Without the heavy processing overhead of older models, this new imaging model creates images in seconds while running on mainstream GPUs.
Stability AI has released a stable release for researchers and the public. This text-to-image generation model can run on mainstream GPUs and creates 512×512 pixel images in seconds.
The model dramatically speeds up image generation without the heavy processing overhead of previous models. It is housed under a Creative ML OpenRAIL-M license that permits commercial and non-commercial use. The software package also includes a security classifier so that users can suppress unnecessary or unwanted outputs.
Researchers and commercial users are encouraged to provide feedback on the image model and note discrepancies between the inputs and the final images. The organization notes that the models were trained on image-text pairs from wide internet scraping and may still result in some biases. With the feedback, they are confident they can improve the model to reduce and even eliminate these biases.

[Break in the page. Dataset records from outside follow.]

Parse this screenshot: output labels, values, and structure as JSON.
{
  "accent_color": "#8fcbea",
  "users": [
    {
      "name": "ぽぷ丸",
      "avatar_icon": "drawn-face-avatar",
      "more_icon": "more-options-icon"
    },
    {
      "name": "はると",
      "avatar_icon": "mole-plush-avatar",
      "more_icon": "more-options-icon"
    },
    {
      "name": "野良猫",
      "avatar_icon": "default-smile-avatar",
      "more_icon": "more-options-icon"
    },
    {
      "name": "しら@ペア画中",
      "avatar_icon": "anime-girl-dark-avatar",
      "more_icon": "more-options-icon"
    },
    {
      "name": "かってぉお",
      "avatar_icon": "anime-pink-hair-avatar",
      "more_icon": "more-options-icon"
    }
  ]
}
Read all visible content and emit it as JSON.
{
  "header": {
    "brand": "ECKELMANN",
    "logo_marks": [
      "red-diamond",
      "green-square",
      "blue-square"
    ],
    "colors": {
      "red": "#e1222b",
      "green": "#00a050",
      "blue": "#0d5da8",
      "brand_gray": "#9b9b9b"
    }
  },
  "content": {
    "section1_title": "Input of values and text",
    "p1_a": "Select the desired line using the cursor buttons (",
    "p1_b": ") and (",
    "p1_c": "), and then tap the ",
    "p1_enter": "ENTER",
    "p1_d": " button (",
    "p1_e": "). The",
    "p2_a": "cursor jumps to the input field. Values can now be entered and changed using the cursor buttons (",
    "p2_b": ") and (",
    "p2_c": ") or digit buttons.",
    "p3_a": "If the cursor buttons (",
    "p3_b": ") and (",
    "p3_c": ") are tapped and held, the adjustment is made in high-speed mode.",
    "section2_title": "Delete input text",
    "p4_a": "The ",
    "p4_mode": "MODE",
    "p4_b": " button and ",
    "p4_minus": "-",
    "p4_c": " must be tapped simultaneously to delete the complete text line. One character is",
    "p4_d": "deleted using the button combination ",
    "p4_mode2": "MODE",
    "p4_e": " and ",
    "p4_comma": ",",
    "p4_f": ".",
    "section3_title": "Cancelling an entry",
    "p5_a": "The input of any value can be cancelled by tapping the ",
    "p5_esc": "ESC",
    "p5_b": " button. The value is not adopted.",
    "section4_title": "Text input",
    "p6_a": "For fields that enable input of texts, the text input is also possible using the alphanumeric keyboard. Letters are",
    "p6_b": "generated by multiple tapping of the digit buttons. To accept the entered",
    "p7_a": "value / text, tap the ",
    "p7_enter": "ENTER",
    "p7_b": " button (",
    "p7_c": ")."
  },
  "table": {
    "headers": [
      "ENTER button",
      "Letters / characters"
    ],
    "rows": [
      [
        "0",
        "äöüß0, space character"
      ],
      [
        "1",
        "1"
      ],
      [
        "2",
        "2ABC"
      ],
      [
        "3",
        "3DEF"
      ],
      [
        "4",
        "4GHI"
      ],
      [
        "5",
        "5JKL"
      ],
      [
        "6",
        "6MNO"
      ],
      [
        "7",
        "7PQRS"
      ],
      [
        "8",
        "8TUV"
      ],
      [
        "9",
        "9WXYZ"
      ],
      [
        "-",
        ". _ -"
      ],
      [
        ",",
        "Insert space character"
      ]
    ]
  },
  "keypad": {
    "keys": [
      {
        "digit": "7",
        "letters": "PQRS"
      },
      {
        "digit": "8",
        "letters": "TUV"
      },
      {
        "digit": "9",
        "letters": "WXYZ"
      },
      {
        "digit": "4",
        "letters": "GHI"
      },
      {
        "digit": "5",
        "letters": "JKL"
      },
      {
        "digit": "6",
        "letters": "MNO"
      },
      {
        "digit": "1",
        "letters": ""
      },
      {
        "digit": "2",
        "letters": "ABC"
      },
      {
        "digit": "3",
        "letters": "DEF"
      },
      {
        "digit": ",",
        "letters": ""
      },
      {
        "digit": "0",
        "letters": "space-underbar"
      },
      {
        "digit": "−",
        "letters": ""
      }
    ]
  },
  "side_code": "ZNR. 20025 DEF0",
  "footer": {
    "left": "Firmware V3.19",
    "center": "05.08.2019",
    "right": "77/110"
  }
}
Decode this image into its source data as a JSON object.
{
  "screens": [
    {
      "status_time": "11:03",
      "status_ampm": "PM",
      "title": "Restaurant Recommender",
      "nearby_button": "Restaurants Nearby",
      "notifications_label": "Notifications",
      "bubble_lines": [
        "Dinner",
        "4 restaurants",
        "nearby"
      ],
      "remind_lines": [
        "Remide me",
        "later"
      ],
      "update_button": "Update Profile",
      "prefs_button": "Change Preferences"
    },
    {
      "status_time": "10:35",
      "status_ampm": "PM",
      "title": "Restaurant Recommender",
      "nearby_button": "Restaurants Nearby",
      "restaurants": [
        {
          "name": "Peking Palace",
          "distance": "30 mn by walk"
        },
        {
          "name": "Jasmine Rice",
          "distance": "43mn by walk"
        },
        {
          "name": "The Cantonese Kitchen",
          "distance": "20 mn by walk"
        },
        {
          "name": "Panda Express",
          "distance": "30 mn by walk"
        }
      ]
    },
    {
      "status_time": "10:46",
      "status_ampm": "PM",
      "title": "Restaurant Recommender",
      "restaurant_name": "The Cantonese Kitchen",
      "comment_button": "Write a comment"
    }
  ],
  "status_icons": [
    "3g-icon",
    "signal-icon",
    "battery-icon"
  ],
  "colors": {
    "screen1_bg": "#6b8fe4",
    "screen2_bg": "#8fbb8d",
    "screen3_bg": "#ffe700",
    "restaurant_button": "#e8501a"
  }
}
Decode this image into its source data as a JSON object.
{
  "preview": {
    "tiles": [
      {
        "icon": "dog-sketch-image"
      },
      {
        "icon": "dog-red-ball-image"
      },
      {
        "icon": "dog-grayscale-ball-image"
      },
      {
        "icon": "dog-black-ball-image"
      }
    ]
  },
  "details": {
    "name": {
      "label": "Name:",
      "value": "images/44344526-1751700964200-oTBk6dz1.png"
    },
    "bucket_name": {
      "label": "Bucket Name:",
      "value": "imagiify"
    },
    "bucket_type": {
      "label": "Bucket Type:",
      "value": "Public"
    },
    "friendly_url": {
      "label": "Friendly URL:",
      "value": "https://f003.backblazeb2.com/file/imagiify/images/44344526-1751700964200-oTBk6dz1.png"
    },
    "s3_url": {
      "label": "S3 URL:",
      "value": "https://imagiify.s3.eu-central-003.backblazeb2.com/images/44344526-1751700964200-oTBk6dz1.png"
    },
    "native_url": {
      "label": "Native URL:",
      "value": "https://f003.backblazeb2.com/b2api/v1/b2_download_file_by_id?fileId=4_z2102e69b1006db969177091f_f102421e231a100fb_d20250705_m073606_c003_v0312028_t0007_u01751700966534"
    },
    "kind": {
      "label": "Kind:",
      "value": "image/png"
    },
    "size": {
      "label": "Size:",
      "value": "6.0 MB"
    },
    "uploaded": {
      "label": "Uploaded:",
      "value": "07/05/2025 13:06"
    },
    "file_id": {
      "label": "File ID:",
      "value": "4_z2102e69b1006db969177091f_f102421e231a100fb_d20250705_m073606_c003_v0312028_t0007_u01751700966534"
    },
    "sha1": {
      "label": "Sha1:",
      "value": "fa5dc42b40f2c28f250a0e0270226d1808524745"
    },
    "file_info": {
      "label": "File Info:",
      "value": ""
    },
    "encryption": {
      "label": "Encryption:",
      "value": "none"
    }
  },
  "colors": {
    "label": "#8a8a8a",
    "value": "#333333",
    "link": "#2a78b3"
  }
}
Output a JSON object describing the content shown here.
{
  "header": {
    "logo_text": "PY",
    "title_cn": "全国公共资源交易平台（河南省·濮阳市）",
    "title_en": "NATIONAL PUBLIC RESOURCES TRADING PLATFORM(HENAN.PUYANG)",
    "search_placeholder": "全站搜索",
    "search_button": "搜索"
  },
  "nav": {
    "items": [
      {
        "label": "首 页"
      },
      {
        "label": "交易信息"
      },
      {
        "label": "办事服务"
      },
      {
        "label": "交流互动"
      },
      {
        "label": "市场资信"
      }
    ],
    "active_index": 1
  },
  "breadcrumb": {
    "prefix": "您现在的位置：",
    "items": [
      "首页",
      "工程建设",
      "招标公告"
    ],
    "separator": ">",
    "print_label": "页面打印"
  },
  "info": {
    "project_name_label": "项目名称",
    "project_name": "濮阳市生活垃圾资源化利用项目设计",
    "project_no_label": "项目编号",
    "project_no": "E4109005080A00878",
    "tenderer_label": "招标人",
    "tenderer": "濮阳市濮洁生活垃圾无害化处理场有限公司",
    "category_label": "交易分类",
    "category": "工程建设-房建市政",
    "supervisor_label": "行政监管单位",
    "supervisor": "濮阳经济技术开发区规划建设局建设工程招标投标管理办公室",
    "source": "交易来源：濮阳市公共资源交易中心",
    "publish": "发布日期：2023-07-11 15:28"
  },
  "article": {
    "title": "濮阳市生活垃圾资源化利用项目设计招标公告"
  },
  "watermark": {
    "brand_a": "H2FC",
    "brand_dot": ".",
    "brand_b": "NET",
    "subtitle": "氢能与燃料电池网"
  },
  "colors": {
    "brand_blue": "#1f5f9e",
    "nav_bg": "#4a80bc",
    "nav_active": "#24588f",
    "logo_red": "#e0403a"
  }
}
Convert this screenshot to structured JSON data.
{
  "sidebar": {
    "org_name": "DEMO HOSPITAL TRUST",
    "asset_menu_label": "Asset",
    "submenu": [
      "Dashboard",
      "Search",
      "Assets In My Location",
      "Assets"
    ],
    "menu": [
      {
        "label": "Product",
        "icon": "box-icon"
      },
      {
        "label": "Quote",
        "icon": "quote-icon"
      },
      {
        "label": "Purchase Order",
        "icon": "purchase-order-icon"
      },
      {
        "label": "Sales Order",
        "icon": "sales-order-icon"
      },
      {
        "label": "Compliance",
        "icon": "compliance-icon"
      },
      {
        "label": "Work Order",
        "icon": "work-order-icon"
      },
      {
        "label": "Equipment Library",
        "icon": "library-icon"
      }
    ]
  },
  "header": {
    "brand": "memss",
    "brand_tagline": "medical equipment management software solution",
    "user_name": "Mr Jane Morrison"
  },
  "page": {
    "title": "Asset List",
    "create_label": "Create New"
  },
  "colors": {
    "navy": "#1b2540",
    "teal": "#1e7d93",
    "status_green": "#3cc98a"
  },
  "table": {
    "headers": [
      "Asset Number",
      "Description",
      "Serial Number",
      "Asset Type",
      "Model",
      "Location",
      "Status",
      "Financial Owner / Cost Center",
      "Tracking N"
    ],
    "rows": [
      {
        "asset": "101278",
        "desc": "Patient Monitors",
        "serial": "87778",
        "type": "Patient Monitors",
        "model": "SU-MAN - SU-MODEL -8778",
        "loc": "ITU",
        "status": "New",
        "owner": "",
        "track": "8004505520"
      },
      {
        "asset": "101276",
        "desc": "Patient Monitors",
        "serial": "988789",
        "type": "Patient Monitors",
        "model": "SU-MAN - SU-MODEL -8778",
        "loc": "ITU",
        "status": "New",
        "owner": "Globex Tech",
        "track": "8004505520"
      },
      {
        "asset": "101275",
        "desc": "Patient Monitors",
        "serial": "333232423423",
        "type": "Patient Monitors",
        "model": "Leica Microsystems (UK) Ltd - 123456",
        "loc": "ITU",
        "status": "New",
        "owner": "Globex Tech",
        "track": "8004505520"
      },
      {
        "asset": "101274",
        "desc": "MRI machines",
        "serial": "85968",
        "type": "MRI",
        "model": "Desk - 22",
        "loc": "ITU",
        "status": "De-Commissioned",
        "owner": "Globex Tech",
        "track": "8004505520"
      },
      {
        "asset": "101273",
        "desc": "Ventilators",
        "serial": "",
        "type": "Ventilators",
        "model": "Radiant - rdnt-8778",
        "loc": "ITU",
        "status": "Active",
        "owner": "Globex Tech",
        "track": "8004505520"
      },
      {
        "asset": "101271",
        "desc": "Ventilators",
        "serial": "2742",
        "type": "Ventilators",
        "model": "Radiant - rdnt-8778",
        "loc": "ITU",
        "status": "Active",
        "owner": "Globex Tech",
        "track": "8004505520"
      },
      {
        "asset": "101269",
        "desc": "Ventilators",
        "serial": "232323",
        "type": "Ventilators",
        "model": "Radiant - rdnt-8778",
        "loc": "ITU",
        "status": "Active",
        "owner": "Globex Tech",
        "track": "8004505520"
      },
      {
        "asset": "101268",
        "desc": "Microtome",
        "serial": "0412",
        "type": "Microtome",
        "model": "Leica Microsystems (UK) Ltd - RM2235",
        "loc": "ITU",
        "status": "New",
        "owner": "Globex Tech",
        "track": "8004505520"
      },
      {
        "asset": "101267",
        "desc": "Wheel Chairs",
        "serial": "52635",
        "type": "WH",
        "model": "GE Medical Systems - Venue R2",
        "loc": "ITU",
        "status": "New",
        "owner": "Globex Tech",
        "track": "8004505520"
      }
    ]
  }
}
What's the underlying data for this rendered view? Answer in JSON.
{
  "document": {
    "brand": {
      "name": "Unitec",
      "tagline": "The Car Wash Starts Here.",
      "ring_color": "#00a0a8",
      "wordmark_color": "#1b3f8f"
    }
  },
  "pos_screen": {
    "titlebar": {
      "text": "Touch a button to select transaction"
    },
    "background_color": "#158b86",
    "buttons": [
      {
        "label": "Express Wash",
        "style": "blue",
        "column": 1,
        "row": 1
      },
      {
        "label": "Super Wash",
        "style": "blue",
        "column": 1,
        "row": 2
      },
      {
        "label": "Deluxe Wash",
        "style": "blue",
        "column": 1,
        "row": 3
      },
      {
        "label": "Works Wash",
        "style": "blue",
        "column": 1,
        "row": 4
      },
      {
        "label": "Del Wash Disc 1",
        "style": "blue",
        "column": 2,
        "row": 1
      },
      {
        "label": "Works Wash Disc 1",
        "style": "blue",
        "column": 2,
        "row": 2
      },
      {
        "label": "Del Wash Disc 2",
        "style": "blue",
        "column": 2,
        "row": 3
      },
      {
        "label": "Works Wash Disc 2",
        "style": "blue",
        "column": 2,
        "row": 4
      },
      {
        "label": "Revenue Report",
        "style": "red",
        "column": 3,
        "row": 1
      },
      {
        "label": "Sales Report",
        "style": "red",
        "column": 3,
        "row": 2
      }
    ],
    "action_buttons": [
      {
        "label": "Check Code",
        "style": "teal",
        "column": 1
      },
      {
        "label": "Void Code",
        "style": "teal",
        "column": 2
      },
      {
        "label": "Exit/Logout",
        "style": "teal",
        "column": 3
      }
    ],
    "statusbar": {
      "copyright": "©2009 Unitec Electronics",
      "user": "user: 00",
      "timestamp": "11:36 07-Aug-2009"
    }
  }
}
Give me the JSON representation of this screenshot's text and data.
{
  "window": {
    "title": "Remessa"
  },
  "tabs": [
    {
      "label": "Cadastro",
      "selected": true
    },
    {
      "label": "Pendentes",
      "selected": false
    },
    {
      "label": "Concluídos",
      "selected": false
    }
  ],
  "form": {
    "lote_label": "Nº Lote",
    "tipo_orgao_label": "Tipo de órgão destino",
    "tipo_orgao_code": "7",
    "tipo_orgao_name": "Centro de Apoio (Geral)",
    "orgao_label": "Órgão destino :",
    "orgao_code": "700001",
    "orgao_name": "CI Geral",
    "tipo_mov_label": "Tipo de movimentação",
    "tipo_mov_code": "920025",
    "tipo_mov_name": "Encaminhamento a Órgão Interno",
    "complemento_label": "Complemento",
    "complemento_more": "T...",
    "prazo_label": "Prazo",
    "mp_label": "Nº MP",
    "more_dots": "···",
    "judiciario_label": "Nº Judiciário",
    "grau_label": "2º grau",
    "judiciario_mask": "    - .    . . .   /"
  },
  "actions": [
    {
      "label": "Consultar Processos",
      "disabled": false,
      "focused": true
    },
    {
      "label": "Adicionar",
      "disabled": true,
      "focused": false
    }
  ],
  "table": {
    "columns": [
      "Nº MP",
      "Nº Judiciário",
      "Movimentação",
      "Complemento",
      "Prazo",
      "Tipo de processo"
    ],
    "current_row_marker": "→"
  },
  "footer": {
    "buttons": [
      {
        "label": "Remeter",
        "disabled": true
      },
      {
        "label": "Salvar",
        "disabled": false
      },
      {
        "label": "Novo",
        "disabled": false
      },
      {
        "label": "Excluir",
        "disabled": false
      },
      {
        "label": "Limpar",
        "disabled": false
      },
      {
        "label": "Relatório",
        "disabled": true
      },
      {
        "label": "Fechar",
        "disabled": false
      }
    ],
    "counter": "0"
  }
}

Team plans future datasets to expand generation options
The release will also lay the groundwork for future datasets and projects that are expected to come out at a later date. The result will also provide the basis for an open synthetic data set for research. The team will continue to share updates as they refine new models and are still accepting referral collaborators to troubleshoot further issues and refine the output.
The ultimate goal is to reduce the processing required to create models and allow more developers to take advantage of image generation for various projects. Patrick Esser from Track and Robin Rombach from Machine Vision & Learning research group at LMU Munich (Previously CompVis laboratory at the University of Heidelberg) paved the way for publication, building on their earlier work on Latent diffusion models at CVPR’22. Additionally, communities in Eleuther IA, LIONand Stability AI’s generative AI team offered full support.